This evening as the legislative session heads into its final week, Representative Jason Perillo (R-113) stood in opposition to a bill which reduces the size of drug-free zones around schools and daycares statewide from 1500 feet to 300 feet.
“This bill has been proposed as a solution to crime in urban areas,” said Rep. Perillo. “My community doesn’t want to see a reduction of the 1500 foot drug-free zone around schools and if you asked them they probably wish it were larger. But let’s think about what we are doing here. We are lessening the penalty for the dealing of drugs. That’s all we are doing. The penalty for dealing drugs 1000 feet from a school will be lower.

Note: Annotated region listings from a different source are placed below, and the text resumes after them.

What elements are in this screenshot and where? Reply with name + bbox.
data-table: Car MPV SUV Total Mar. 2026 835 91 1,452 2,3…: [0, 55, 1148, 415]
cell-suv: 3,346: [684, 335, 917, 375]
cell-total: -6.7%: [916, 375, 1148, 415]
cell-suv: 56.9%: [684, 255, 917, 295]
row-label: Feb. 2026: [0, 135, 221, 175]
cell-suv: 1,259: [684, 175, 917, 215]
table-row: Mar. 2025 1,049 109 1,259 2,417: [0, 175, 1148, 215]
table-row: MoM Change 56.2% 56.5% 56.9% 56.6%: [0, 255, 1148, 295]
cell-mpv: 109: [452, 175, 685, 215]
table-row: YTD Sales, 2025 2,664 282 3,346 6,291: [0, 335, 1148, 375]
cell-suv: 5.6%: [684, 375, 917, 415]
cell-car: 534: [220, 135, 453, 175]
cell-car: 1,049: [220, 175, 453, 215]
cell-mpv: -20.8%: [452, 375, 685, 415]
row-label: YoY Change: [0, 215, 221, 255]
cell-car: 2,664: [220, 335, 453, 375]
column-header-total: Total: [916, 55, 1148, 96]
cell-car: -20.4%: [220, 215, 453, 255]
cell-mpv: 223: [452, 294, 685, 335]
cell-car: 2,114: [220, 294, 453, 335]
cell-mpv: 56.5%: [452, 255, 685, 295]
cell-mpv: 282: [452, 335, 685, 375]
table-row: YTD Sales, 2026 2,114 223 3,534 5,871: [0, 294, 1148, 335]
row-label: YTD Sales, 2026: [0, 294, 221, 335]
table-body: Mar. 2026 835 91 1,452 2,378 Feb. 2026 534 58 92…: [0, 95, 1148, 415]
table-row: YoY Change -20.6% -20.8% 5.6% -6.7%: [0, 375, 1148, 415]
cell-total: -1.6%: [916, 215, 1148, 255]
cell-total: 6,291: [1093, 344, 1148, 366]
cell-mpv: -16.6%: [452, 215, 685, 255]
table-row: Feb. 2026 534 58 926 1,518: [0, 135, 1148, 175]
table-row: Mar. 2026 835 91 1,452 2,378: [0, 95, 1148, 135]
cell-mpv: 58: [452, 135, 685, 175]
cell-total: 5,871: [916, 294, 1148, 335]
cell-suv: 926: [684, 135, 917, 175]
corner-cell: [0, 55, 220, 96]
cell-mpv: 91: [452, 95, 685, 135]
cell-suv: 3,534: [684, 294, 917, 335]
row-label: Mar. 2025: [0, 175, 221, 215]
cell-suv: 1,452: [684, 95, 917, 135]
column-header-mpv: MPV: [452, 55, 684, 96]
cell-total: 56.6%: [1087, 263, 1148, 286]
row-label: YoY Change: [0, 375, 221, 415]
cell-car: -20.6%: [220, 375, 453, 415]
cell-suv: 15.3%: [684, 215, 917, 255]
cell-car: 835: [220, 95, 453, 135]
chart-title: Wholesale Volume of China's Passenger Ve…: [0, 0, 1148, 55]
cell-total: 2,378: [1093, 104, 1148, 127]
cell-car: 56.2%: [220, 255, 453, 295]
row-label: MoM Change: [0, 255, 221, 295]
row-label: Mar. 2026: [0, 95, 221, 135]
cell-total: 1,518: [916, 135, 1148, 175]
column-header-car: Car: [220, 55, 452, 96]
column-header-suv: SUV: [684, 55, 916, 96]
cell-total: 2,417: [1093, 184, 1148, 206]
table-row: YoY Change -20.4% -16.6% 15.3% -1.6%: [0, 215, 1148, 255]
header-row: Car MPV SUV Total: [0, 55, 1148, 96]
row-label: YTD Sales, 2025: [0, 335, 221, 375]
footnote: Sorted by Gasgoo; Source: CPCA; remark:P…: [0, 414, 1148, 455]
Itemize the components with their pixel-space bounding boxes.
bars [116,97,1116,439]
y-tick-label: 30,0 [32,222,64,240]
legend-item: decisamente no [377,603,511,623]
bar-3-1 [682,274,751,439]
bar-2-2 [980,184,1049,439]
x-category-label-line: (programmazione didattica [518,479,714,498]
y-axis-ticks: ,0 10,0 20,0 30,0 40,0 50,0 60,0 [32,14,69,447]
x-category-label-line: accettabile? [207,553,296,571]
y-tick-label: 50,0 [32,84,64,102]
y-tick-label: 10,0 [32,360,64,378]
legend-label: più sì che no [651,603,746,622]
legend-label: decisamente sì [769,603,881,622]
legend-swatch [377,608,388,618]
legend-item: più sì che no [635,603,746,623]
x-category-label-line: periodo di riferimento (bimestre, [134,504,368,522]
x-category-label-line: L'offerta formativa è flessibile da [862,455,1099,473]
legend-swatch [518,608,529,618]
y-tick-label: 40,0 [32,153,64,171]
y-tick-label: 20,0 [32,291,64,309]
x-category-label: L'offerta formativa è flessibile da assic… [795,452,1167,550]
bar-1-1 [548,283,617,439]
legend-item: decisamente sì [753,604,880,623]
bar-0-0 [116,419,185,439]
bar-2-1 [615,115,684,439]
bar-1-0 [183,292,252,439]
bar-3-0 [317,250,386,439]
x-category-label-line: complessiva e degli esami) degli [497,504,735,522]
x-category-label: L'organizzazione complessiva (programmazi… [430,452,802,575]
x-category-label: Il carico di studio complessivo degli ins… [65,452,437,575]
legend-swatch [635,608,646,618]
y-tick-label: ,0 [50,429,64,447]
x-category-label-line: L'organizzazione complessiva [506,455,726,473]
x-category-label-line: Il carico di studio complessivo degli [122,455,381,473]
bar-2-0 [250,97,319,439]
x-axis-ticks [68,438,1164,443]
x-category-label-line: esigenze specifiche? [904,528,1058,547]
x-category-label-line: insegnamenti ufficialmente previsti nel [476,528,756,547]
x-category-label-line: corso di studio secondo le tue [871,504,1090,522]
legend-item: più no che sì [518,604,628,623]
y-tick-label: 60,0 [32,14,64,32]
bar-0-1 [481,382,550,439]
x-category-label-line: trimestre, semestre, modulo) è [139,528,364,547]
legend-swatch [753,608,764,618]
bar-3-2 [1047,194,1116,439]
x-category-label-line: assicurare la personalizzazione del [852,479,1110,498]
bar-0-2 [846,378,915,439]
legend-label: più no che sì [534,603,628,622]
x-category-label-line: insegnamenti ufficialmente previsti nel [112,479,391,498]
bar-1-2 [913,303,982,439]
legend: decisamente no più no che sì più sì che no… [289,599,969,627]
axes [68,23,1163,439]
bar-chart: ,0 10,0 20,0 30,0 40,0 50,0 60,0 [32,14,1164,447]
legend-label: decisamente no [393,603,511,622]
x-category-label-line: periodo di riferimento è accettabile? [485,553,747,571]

Let’s not fool ourselves that it does anything else.”
Perillo noted that advocates of the bill suggested that in most urban areas that are densely populated the entire geographic area of the community technically falls within a demarcated “Drug-Free Zone,” therefore reducing the likelihood that drug dealers will feel any additional restraint from the law that acts as motivation to avoid schools and daycares. Perillo rejected the argument.
“We should be asking ourselves is who is this legislation helping,” said Perillo. “This bill doesn’t help children who are walking home from school or out on the playground. It doesn’t help the parents who are trying to keep their children safe from these criminals. Instead, this bill helps drug dealers. It purports to solve an urban problem but reduces this zone in every community across the state regardless if they are urban or suburban. Drug dealers are a predatory scourge that won’t be removed by lowering criminal penalties on them.”
The current penalty for using or possessing with intent to use drug paraphernalia (other than in relation to less than one-half ounce of marijuana) is a class C misdemeanor punishable by up to three months in prison, a fine of up to $500 or both. Delivering, possessing or manufacturing them with intent to deliver is a class A misdemeanor punishable by up to one year in prison, a fine of $2,000, or both. The enhanced penalties mandate one year in prison for using illegal drug paraphernalia in a Drug-Free Zone, two years in prison for possession, and three years in prison for selling, manufacturing or distributing.
By a vote of 78-65, an amendment which became the bill was approved despite opposition by all Republicans and a handful of Democrats. After lengthy debate, the bill, HB 6511, An Act Concerning the Recommendations of the Connecticut Sentencing Commission Regarding the Enhanced Penalty for the Sale or Possession of Drugs near a Schools, Day Care Centers, and Public Housing Project was “passed temporarily” meaning it was withdrawn from debate for the time being, but could be brought back out at any time before adjournment at midnight on Wednesday, June 5th, 2013.